As someone with a sky-high Lp(a) level and family history of strokes and heart disease, I get your anxiety about both heart disease and AD. Anxiety is a thief who comes at odd moments to steal our confidence and toss us in what I have come to think of as "funkdom"--a place where we have to battle our learned pessimism that problems are pervasive, personal and permanent, and instead seek to reframe them as temporary (maybe), specific and open to external interventions. (I credit Dr. Martin Seligman of the Learned Optimism and Positive Psychology movement for that wisdom.)

So I won't begin to second-guess your choices as a physician. I will offer some possible examples of good outcomes for similar people though. I knows of several ApoE 4/4 women around my age (almost 68) and years older who have similar histories of "everyone died of heart disease before they could get Alzheimer'rs" or "everyone got dementia in their 60's" who are cognitively healthy (and have proved it on repeated studies in preventative clinical trials), working in demanding professions and finding time for advocacy of important issues, travel with friends and family and time with grandchildren--including regular care of up to five at once!
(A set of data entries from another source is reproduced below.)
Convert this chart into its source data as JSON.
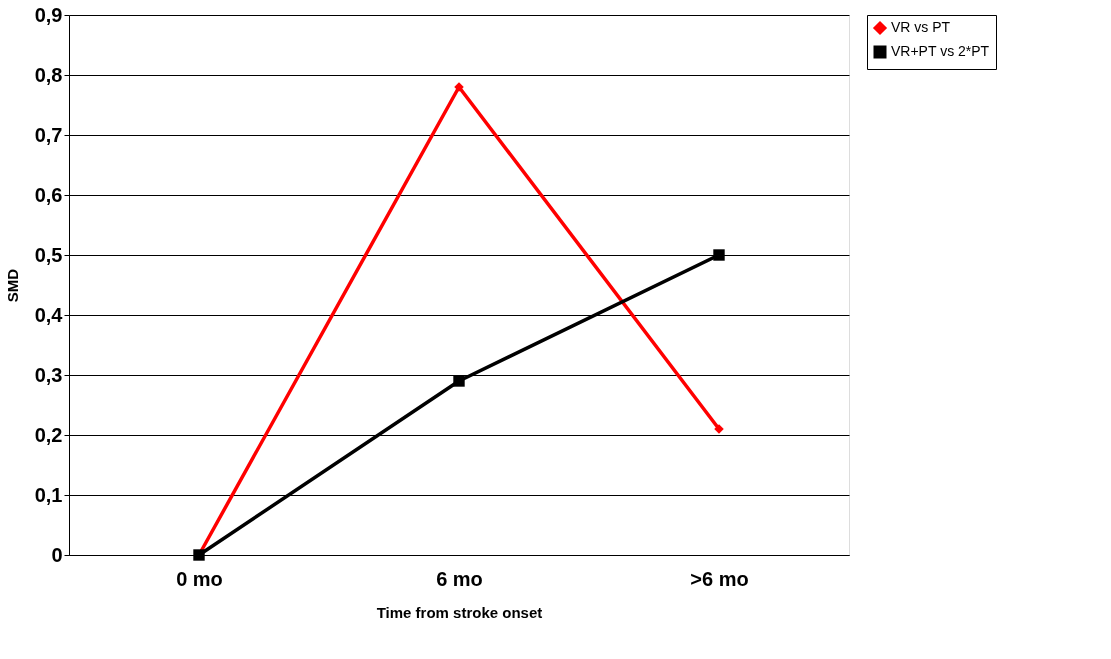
{
  "chart_data": {
    "type": "line",
    "xlabel": "Time from stroke onset",
    "ylabel": "SMD",
    "categories": [
      "0 mo",
      "6 mo",
      ">6 mo"
    ],
    "series": [
      {
        "name": "VR vs PT",
        "color": "#ff0000",
        "values": [
          0,
          0.78,
          0.21
        ],
        "marker": "diamond"
      },
      {
        "name": "VR+PT vs 2*PT",
        "color": "#000000",
        "values": [
          0,
          0.29,
          0.5
        ],
        "marker": "square"
      }
    ],
    "ylim": [
      0,
      0.9
    ],
    "yticks": [
      0,
      {
        "value": 0.1,
        "label": "0,1"
      },
      {
        "value": 0.2,
        "label": "0,2"
      },
      {
        "value": 0.3,
        "label": "0,3"
      },
      {
        "value": 0.4,
        "label": "0,4"
      },
      {
        "value": 0.5,
        "label": "0,5"
      },
      {
        "value": 0.6,
        "label": "0,6"
      },
      {
        "value": 0.7,
        "label": "0,7"
      },
      {
        "value": 0.8,
        "label": "0,8"
      },
      {
        "value": 0.9,
        "label": "0,9"
      }
    ],
    "grid": "y",
    "legend": "right",
    "line_style": "solid"
  }
}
My assumption, which seems to be supported by the Finnish FINGER study and some of the meta-analysis done for the Generations Trials (of which I was a participant) is that we don't share the same environmental, dietary, health-monitoring and pollution risks of our parents. My risk, according to this study is about 35-55% for a diagnosis of MCI or AD by age 85. At 67, I expect to sail past the gloomy assertion that I would be diagnosed with Alzheimer's at age 68, and believe you will also in 15 years.

If I could go back to age 53, I would do what Stavia, the doctor with ApoE 4/4 and a history of 2 severe TBIs who wrote the Primer chooses to do: Follow the strategies she recommends, find purpose and joy in life, travel as often as possible (and eat the local pastries when in Portugal--a day of those won't doom us). As the Stoics advise, we cannot control the outcome of our journey; we can seek to be well-prepared for possible adventures and choose to surround ourselves with those who make they journey easier.

I hope your local cardiologist is informed about ApoE 4 and can offer you some specific suggestions. Others here are likely to share their experiences and suggestions.